Strolling ... vs... Stationary

Post topics about the business side of magic.

Postby Guest » 07/16/03 07:47 AM

I'd like to see more close-up magi try the stationary approach. I'm convinced this 'form' can become more popular (perhaps more popular than 'strolling' ?)

I'd hazard a guess that past masters (think: Don Alan , Del Ray, Al Goshman, etc.) would love to see the ball continue rolling along a stationary path.

I'm curious as to how many current 'magi-pros' work stationary. I know most "trade show magi" work this way. Any others?

&/or

Has anyone tried working stationary and decided against it (in favor of strolling.)

the floor is open ;)

Doug Conn
Guest
 

Postby Guest » 07/16/03 08:56 AM

Good question.

When I am booked to entertain at a party or corporate event as a "strolling magician," I always have a table set up at a location somewhere between the bar and the finger food. Then I use it as a "home base," working stationary at the table. I do not like approaching a group of people engaged in conversation, interrupting with a line like "pick a card."
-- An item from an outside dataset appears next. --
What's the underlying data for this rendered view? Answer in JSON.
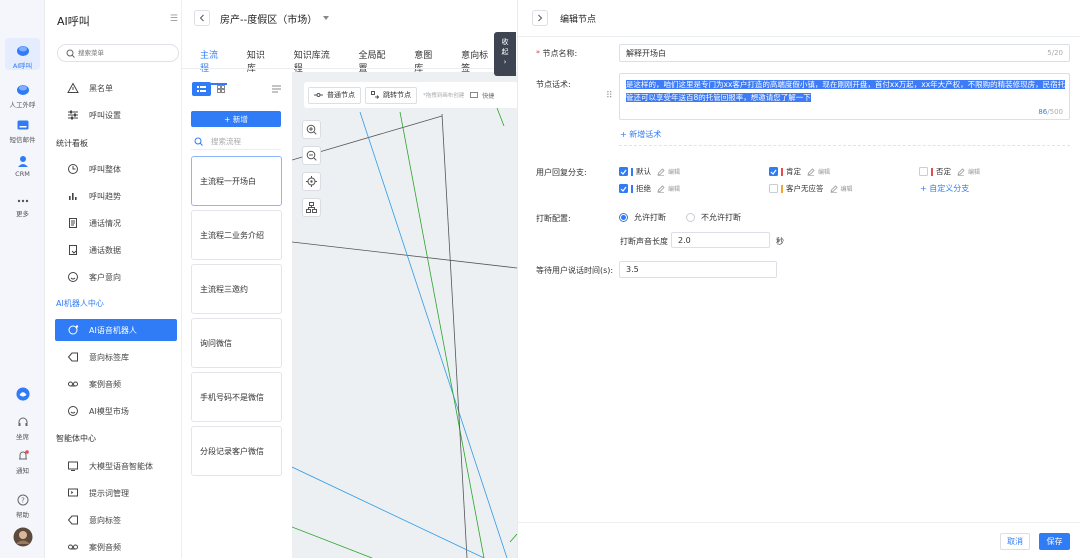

Later in the evening I will stroll among the tables, entertaining the guests who choose not to dance. This works well for me.
Guest
 

Postby Joe M. Turner » 07/16/03 12:23 PM

I've worked both ways and sometimes you just have to roll with the flow of the event. I prefer to have the convenience of a table and to avoid interrupting groups, but there are some venues where the traffic flow just doesn't seem to work out to support that very well. I like to be seen working the entire room if I have been specifically hired to "stroll." I may try to sell them on a stationary set-up but generally I am finding that they want me to walk around.

JMT
...doesn't mind hoofing it...
Joe M. Turner
 
Posts: 418
Joined: 01/17/08 01:00 PM
Location: Atlanta, GA

Postby Paul Green » 07/16/03 01:58 PM

Hi,

I've decided to add my opinions to the mix...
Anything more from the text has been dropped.